Volunteering overseas: everyone has their reasons for wanting to do it and they’re almost always good ones.
If, on the other hand, you just want to do it for kudos and recognition (as a CV booster, say) or as a nice little add-on to a regular vacation in an exotic country – in other words, if you’re only doing it for yourself – then you may as well forget it straight away. If you’re doing it as an add-on to a years-long backpack around the world then that’s different. But this post is not directed at such people: it’s more for those who are specifically travelling to volunteer, and making it their reason for travelling to that country in the first place. The simple fact is that volunteering abroad is simply not for everyone, and nor should we expect it to be.
Let’s take the example of one fella who taught with me at the school I worked at in Uganda. He was a nice guy but it was apparent pretty quickly that this was not for him. He was at the project for a grand total of one week (I was there for four, and even that felt like it wasn’t enough), had zero prior experience of working with children – he even outright said that he didn’t like kids! – and, while the rest of us hung out together at the volunteer house in the evenings, he would hop in to a taxi to have dinner with his parents (who so ‘happened’ to be there at the same time) and sleep in a Hotel before returning to work the next morning. And I use ‘work’ in the loosest possible sense of the word as he sought to do as little as possible; my abiding memory is of him looking forlorn and lost, sitting outside my classroom and watching me teach.
It’s fair to say that he got zilch from the experience.
So how can you tell if this is for you before you head out there? First up I would advise you to volunteer at home first. You might think that your home country has got very little to do with Marine conservation off the coast of Bali, but the romantic ideal we have in our heads of doing good in a developing country often overshadows all the unglamorous nuts and bolts that go with committing yourself to a stint of volunteering. Doing some at home will give you some experience of the less glamorous side.
After the first day or two of teaching in Uganda it very quickly started to feel like I was doing, you know, a regular job. And wasn’t getting paid for it…in fact I was paying for it! If your reaction to that is ‘ha, sucker!’ then that might suggest you don’t have a volunteer’s mindset. Before I went to Uganda I’d volunteered as a reading assistant at a Primary School and helped teach football to kids at weekends. Knowing I could commit to this, week-in week-out, at home helped give me the resolve to know I could see it through in East Africa too.
I’m not suggesting its compulsory to do this, by the way – not everyone who’s volunteered abroad had tried it out at home first, after all – but if you are unsure, it is definitely a good litmus test.

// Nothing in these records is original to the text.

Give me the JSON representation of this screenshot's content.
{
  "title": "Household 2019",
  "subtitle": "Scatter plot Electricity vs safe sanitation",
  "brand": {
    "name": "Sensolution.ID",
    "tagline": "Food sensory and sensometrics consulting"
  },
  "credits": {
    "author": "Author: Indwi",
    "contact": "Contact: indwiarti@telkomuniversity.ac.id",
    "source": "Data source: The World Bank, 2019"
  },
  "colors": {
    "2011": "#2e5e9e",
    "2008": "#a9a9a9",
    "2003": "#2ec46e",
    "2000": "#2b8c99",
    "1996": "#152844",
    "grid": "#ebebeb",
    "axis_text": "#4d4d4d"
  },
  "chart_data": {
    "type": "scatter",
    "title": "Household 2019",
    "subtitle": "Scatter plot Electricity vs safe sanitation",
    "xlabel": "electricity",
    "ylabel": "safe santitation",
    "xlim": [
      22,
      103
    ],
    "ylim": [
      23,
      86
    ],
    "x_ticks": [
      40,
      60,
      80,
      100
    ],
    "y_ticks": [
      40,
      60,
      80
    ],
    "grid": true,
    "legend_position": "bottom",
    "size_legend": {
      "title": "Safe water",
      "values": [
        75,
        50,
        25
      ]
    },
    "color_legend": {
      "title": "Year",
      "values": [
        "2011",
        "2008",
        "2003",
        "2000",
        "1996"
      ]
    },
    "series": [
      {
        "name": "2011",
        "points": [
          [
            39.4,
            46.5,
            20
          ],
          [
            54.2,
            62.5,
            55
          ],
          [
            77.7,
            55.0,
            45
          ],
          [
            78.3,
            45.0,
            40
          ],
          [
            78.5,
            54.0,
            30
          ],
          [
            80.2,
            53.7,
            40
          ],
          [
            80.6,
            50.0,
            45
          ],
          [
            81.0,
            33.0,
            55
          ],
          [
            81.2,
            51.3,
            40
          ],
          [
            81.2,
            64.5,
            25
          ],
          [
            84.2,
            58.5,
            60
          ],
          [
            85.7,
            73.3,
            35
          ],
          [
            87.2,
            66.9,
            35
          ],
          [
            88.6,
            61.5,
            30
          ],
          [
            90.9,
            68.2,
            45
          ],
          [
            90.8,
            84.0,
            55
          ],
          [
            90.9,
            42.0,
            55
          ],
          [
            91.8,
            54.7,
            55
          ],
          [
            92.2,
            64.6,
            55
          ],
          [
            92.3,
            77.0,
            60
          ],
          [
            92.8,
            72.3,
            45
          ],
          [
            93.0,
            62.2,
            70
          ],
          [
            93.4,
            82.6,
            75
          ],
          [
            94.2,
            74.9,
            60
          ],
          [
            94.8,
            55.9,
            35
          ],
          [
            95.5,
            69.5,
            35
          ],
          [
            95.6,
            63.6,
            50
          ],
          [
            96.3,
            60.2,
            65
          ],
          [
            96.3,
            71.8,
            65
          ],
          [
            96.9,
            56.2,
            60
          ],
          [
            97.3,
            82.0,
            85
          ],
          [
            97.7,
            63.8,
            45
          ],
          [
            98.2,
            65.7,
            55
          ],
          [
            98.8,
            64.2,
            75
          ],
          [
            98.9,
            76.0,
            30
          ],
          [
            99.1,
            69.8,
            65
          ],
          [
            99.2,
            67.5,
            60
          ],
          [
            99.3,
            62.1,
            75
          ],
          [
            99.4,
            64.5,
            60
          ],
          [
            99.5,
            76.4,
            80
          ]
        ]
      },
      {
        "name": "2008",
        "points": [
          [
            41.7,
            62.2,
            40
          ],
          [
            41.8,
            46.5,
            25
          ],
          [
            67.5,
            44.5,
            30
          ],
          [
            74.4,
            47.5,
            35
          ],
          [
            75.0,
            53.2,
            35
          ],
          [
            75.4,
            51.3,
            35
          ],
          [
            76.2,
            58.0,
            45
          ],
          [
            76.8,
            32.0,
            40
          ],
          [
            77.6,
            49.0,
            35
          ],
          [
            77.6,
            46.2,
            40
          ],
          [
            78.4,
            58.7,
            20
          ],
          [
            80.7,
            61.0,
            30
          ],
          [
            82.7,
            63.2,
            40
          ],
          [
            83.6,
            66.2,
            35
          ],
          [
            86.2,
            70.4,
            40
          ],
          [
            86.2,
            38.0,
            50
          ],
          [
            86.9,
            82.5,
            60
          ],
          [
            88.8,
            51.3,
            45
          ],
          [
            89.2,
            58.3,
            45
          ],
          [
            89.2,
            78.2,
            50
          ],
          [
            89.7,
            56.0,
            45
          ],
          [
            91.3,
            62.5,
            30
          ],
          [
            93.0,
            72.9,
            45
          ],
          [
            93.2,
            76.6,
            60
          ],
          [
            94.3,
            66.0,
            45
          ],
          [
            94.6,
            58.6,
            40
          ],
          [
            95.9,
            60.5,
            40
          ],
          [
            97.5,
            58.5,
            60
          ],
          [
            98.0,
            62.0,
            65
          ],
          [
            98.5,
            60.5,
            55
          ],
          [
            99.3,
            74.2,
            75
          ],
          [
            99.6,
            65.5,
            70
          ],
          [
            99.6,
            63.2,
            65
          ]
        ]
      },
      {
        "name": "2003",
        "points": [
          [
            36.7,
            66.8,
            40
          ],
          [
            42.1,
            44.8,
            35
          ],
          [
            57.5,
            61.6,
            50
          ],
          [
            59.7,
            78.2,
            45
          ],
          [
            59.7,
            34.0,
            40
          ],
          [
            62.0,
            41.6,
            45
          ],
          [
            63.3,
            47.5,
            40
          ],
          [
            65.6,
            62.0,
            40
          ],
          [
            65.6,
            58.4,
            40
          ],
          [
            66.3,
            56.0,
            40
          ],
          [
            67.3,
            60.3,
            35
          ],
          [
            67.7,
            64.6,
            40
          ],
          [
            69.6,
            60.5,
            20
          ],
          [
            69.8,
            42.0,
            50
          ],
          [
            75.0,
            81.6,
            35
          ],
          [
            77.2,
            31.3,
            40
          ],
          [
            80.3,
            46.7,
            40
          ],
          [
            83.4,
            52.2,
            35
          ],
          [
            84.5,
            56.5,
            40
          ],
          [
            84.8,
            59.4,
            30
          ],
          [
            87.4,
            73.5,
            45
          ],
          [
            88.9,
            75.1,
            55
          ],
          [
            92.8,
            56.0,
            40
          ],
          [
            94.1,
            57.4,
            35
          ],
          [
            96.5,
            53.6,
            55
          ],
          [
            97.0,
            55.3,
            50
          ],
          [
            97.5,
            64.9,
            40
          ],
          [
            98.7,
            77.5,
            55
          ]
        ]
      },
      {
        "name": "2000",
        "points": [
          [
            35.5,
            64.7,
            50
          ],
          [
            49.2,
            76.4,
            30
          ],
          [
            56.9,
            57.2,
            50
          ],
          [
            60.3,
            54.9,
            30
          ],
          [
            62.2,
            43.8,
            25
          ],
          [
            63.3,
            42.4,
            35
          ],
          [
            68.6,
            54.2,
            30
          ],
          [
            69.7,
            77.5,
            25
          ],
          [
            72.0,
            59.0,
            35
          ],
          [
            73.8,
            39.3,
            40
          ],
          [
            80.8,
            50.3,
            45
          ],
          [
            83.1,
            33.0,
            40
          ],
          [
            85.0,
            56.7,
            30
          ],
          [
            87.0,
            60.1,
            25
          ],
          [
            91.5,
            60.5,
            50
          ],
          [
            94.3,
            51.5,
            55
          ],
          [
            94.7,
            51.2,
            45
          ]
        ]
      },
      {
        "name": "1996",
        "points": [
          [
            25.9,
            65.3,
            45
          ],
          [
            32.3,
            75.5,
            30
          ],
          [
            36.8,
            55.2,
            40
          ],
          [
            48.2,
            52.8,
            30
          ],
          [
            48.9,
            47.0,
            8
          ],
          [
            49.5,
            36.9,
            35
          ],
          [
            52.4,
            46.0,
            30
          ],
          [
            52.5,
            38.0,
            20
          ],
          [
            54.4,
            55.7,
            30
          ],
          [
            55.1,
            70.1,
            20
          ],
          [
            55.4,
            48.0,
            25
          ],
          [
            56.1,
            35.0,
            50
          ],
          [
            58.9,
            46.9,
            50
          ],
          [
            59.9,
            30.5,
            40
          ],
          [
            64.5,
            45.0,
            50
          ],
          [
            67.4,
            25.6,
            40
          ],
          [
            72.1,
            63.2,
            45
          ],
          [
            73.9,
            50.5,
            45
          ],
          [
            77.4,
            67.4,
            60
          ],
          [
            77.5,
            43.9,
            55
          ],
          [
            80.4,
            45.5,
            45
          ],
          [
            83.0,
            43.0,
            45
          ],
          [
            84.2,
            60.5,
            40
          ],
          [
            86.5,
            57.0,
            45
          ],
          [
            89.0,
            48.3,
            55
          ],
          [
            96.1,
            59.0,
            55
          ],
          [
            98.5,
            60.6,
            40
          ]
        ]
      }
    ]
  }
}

Another thing to remember is that volunteering overseas is not for those who like solitude. I don’t mean you need to be a gregarious, life-of-the-party sort to do this; the softly-spoken can be every bit as effective as the bouncy and energetic, albeit in a quieter way. No, I mean you need to be good at working directly, and effectively, with people. Even if you’re doing something like working in a National Park, where you could well indeed be on your own for long stretches of time, you still need to be able to communicate and cooperate with your colleagues, fellow volunteers and otherwise, to effectively get things done.
There simply is no chance for you to work in isolation, whatever work you do. So if you were hoping for a number where you can sit at a desk all day with nothing for company but your own thoughts then you can forget it. The guy I referred to above certainly tried it, but he was effectively forced in to situations where he had to deal with people, like it or not.
Ultimately, though, the two most important qualities you need are reserves of patience and an ability to manage your expectations. We all know full well that we should respect other cultures when we’re out and about in the streets, and that really should extend to operating within another countries’ working environment. You will have days when you’re frustrated, disappointed and even angry with the way they do things, but you cannot and should not think you can go in there, tell them you know better, and try to overhaul the ‘system’. Instead, be patient, establish yourself there, and then make your suggestions. Depending on the situation, it could take months before you’re in such a position. Are you someone who can wait that long?
Which brings me back to the point I made earlier about being willing to do the unglamorous nuts and bolts. Sure you might go to that Elephant sanctuary with notions of feeding/washing/climbing on the elephants, but the organisation might want – and need – you to shovel up all the poo instead, or give the pens a deep clean, or process some invoices…not exactly what you were envisaging as your new Facebook profile picture! But what has to be done has to be done, and if it’s helping others, then that has to be good enough for you.
Volunteering overseas is not a totally altruistic thing to do – you’re kidding yourself if you think that it is. What you get out of it for yourself is every bit as important as what you give back to other people. But the latter is obviously what it’s all about and, for me, you need to demonstrate the characteristics discussed above to succeed as a travel volunteer. So if you do feel like you have what it takes then go for it; believe me, you won’t regret it!